The transportation department is tasked with installing a railing along the outer curve of a road that is 20 feet wide. To determine the length of the outer curve, we need to use the formula for the circumference of a circle, which is given by C = 2πr, where C is the circumference and r is the radius of the circle. In this case, the width of the road is given as 20 feet, which is equal to the diameter of the circle. We will use the value of π = 3.14 to calculate the length of the outer curve.
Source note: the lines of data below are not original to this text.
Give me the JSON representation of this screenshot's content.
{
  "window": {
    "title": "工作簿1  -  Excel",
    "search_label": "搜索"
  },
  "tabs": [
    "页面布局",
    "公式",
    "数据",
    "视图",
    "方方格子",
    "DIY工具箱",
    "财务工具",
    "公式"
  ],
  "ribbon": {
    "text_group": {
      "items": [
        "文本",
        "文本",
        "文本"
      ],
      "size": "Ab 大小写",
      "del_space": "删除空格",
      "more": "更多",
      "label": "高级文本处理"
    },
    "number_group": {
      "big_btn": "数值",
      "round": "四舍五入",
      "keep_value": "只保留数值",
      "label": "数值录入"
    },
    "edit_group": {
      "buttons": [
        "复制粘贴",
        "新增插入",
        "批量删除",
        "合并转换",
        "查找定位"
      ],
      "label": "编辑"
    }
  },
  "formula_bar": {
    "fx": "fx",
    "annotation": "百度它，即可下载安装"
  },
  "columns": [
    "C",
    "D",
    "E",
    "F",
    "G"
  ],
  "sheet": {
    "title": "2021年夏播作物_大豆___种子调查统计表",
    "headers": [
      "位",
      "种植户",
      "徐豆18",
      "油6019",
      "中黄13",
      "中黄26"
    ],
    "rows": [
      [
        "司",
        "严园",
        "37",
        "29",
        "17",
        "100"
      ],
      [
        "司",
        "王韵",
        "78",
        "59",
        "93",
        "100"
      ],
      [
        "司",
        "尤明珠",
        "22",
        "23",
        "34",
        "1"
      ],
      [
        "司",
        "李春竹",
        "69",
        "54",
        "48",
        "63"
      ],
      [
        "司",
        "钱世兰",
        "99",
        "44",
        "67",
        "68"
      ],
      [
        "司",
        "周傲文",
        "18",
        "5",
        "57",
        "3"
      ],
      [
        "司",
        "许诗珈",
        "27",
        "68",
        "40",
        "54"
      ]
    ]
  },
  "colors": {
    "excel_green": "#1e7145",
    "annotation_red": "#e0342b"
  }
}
The Formula for Circumference

The formula for the circumference of a circle is given by C = 2Ï€r, where C is the circumference and r is the radius of the circle. Since the width of the road is given as 20 feet, which is equal to the diameter of the circle, we can use the formula to calculate the circumference.

Calculating the Circumference

To calculate the circumference, we need to first find the radius of the circle. Since the diameter is given as 20 feet, we can find the radius by dividing the diameter by 2.

diameter = 20
radius = diameter / 2
print(radius)

The radius of the circle is 10 feet. Now, we can use the formula for the circumference to calculate the length of the outer curve.

import math

pi = 3.14
circumference = 2 * pi * radius
print(circumference)

The length of the outer curve is approximately 62.8 feet. However, we need to round this value to the nearest foot.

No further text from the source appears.